The female roles aren't as over the top as the males, but they're just as unique and interesting.  Reese Witherspoon has a small role as Penny Kimball, a district attorney who hooks up with Doc.  They share a scene on a bench that is just a conversation in a single shot that was surprisingly moving, a nice respite from the rapid-fire information coming out of the screen.  Jena Malone plays the key character of Hope Harlingen, a former dope addict trying to put her life back together.  As Shasta Fay Hepworth (everyone always says the full name), Waterston is more of an impenetrable mystery than the film's plot.  She doesn't tip anything about her true intentions, and despite only being in a few scattered scenes, the memory of her feels omnipresent.  It's a breakout role from an actress who's melted into the scenery of things like Night Moves and Boardwalk Empire, but is now making a big impression.

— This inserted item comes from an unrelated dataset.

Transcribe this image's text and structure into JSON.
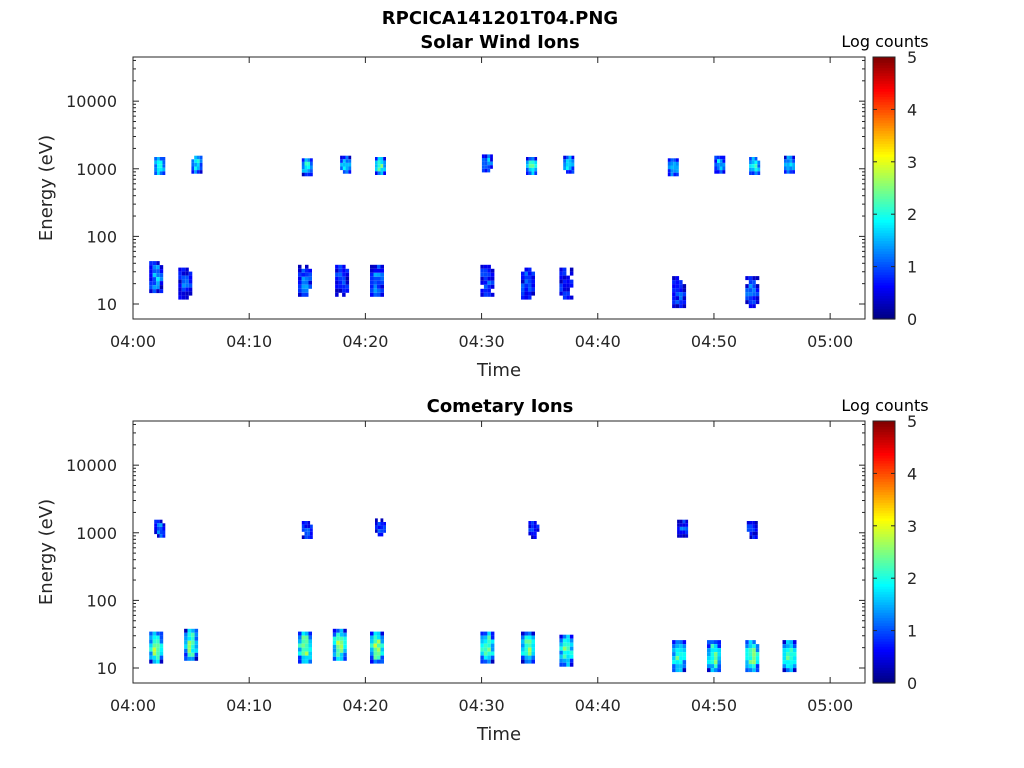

A lot of articles about Inherent Vice have focused on the need to rewatch it to figure out what's happening.  I look forward to the inevitable rewatch less for plot and more to go back to this world.  Taking a page from the Master, PTA stuffs so many themes and sub-themes into his film that truly understanding what he's trying to say would require a lot of time.  On the other hand, there's constant references to mysticism and urban legends, unknowable ideas that are likely half-baked or outright false.  Doc spends time at a spa with what he thinks is an Indian name, bringing in customers on the allure of the exotic East.  He later learns that it's Greek.  He's being deceived, but that doesn't mean there isn't pleasure to be had at the spa.  Sometimes, knowing all the details is less important than going along for the ride.  Though it lacks the transcendent grasp of his several masterpieces, PTA's Inherent Vice is well worth the ticket.  B+
1 Comment
Jon
5/1/2019 01:21:39 am

I wrote the above back in 2015, and on a rewatch, I’m dropping down to a B. Sometimes I make excuses for movies if I like them enough, and Inherent Vice doesn’t fully justify it. The plot’s impenetrability is the point, and while PTA may have intended this to be a feature instead of the usual bug, the film kept me at too much of a distance to fully engage. It’s also probably 20 minutes too long. There is fantastic stuff here in the back-and-forth between Doc and Bigfoot, and Robert Elswitt’s cinematography is masterful in the way he uses color and tinted lighting within a single frame. For all its strengths, this is my least favorite of PTA’s work by almost a full letter grade, though it doesn’t diminish his place as my favorite contemporary director.